How a good app saved Chinnell 

An app which alerts people with CPR training to emergencies helped save the life of a woman in Cambridge.

Off-duty emergency medical technician Nichola Higgins was walking her dog when the Good Sam app she downloaded a week earlier went off, Newshub’s Karen Rutherford reported.

It directed her to the home of Chinnell Tihore who was having a cardiac arrest.

“I just opened it up and saw she was literally around the corner from me, so I jumped in my car and raced around there. Her friend was a bit shocked when I walked in,” Higgins said.

The 35-year-old St John officer said she “scooted him out of the way and proceeded to do what I was trained to do”.

Cambridge fire and ambulance crews arrived soon after to offer backup, Higgins insisted it was a “team effort”.

“Essentially she looked dead, which is scary. Her poor son was there absolutely beside himself, which was heart-breaking. I was devastated I didn’t get to console him at the time,” Higgins said.

Hato Hone St John told Newshub anyone with the skills to perform CPR or use a defibrillator can sign up for free for the Good Sam app. Using GPS, emergency services use it to ping responders within a kilometre of a suspected cardiac arrest no matter where they are in the world.

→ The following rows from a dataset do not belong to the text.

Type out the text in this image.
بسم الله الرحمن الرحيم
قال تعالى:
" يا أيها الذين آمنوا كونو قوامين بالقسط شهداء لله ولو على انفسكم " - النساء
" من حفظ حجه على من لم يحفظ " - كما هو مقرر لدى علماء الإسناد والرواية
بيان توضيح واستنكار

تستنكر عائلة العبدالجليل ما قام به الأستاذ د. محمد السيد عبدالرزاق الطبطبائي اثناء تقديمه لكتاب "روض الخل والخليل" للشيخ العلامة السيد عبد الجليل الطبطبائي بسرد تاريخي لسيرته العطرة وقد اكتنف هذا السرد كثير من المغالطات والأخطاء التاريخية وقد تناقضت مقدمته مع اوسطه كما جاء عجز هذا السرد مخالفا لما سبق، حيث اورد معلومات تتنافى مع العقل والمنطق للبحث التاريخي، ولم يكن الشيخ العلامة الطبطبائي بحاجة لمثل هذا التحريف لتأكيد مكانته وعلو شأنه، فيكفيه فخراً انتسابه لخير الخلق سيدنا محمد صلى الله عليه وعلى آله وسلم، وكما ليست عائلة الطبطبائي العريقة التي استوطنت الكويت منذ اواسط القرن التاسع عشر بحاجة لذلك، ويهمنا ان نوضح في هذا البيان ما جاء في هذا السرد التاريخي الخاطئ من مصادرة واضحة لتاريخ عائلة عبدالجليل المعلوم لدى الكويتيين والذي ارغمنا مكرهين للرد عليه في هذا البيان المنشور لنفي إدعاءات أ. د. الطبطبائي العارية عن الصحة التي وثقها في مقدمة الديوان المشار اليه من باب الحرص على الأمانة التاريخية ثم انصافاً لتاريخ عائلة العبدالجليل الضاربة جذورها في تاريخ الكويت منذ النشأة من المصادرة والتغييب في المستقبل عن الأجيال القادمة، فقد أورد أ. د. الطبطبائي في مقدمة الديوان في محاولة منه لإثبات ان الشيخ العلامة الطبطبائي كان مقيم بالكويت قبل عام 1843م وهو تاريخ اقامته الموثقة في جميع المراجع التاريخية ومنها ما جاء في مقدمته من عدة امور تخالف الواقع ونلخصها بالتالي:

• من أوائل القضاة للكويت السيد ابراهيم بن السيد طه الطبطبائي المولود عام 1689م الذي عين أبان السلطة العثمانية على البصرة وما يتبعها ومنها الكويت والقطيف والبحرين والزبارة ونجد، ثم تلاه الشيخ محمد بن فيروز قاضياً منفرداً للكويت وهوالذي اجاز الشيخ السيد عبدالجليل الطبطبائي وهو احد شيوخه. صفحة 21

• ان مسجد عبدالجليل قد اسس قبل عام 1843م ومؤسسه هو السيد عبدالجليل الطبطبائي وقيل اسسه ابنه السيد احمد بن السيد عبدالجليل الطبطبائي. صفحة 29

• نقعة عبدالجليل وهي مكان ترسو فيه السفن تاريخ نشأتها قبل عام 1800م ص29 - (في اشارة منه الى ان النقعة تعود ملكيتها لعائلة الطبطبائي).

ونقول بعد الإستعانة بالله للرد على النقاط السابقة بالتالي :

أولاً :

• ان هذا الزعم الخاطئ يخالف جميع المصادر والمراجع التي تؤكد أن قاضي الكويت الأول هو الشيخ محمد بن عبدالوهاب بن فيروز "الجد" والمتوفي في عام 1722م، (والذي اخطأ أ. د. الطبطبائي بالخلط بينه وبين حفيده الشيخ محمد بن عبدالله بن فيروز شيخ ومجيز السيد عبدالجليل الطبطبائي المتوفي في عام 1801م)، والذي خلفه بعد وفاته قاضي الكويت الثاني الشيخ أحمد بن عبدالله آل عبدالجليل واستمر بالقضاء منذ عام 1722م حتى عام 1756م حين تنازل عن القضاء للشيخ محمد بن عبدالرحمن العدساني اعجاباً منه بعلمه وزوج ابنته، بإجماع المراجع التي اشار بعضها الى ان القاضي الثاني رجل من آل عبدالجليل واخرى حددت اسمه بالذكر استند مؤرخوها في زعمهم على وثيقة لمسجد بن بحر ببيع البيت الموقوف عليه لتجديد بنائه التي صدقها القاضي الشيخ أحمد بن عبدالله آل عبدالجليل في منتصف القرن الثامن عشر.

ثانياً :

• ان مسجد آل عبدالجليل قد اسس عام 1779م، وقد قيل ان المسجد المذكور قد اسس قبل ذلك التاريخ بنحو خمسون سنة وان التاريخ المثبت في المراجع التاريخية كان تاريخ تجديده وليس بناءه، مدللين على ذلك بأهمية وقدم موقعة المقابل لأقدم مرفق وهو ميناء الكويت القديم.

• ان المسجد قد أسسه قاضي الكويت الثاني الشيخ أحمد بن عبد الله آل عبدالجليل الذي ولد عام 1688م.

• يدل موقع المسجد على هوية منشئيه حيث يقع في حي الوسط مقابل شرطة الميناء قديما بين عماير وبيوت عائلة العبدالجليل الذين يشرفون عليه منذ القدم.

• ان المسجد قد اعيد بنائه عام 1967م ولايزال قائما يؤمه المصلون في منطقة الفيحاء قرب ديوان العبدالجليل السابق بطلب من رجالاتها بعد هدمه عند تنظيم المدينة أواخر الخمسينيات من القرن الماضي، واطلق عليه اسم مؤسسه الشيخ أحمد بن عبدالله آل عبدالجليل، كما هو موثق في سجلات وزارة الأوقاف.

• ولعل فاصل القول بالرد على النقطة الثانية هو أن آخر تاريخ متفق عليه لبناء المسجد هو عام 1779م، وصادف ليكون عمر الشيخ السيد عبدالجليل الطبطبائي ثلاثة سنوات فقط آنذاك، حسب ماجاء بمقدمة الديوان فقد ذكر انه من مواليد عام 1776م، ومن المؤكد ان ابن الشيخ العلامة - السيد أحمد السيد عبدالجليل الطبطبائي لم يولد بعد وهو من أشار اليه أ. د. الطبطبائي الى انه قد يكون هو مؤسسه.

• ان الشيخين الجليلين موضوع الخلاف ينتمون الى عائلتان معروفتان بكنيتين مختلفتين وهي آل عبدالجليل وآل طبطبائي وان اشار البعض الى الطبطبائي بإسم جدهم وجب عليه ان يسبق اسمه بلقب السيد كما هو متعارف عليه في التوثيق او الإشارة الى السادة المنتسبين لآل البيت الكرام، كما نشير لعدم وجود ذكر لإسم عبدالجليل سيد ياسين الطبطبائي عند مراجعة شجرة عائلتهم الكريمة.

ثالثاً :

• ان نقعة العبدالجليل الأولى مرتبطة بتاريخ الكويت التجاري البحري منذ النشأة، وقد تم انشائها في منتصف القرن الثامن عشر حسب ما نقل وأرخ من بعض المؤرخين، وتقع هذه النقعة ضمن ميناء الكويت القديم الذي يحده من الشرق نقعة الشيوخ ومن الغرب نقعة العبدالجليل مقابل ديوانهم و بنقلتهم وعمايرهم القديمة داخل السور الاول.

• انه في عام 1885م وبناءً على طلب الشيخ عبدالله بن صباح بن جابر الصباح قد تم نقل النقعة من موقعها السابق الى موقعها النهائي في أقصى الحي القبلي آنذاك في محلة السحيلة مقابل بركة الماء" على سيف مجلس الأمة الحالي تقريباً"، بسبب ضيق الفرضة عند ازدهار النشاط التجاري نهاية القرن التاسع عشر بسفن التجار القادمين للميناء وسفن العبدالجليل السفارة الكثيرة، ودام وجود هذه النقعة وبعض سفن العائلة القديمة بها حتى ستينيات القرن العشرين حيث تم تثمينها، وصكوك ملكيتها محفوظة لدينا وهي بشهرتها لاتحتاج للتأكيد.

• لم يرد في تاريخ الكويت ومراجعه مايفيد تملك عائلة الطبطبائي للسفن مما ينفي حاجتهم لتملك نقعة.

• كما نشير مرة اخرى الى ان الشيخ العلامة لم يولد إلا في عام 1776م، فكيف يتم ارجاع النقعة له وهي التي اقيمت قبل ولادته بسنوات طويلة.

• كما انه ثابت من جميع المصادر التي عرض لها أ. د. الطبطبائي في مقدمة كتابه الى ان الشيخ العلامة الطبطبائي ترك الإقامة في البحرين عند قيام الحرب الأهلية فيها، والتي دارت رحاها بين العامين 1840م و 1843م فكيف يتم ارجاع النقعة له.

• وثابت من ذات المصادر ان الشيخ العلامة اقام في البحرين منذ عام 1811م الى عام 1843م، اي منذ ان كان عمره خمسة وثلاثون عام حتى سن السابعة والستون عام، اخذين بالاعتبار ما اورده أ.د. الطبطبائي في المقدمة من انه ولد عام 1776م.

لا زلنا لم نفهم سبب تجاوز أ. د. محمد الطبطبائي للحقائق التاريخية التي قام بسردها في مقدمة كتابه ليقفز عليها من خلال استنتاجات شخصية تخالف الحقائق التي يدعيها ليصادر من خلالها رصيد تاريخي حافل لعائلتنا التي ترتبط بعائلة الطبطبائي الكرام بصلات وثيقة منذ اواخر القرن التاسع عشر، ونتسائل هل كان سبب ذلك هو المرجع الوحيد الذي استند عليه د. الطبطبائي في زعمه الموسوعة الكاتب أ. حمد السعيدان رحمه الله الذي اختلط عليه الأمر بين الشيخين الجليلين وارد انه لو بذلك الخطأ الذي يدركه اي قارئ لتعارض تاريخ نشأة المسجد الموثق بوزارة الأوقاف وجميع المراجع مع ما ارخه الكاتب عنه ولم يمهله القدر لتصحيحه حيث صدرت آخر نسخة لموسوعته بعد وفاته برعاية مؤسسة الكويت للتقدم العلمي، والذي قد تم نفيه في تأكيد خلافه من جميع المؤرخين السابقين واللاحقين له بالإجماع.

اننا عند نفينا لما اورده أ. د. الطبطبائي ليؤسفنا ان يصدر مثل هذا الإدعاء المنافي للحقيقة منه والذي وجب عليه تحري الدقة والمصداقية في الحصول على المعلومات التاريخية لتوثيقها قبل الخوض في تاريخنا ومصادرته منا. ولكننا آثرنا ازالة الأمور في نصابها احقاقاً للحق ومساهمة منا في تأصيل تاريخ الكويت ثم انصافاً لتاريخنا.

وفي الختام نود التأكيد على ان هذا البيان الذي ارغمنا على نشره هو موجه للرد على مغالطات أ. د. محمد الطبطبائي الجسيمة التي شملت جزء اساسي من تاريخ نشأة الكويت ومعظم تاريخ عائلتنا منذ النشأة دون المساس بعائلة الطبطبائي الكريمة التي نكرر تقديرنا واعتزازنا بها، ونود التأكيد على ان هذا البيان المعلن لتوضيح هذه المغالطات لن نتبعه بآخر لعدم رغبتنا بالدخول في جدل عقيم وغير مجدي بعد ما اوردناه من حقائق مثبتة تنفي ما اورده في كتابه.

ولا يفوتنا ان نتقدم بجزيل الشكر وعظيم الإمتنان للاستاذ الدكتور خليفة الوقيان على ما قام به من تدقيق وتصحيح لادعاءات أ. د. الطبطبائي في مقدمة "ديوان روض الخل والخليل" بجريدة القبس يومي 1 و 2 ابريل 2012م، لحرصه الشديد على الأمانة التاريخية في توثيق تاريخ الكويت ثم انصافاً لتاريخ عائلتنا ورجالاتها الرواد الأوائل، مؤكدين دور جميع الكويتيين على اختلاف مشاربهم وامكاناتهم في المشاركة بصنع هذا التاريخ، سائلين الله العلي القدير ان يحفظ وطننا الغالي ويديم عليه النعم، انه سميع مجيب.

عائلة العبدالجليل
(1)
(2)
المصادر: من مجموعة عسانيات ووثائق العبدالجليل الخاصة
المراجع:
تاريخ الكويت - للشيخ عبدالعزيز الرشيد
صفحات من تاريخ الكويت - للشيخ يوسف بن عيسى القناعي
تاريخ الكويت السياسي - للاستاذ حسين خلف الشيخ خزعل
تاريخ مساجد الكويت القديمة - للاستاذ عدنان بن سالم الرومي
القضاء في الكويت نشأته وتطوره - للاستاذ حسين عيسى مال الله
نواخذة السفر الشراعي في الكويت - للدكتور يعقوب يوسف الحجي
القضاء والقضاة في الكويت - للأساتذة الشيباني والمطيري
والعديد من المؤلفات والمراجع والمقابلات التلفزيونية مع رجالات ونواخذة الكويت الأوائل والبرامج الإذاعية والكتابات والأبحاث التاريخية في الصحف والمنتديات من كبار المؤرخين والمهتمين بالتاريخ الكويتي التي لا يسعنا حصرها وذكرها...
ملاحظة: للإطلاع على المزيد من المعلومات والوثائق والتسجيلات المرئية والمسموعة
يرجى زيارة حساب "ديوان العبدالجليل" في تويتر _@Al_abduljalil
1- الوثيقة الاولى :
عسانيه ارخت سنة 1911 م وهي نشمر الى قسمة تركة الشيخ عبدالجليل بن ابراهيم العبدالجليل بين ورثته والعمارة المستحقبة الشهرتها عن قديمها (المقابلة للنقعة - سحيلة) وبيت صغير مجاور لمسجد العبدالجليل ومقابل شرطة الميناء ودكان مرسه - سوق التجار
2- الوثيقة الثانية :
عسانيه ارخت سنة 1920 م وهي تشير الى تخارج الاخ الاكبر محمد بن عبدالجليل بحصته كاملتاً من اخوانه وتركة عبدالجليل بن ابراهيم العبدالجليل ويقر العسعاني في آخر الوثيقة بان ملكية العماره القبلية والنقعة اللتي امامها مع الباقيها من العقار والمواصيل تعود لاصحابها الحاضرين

Ten thousand New Zealand medical professionals, fire crews and members of the public use the app, but Hato Hone St John would love it to be more.

Cardiac arrests are one of the leading causes of death in New Zealand. On average 2000 people a year suffer a cardiac arrest and statistics show only 25 survive the arrest itself.

“It doesn’t cost you anything and it’s voluntary, you don’t have to attend [an incident] but if you do you could potentially save a life by starting those compressions,” Higgins said

Tihore put up a social media post in an effort to find and thank Higgins – and the pair were reunited this week.

“She is like a hero to me, she did what any superhero would do and saved my life,” she said.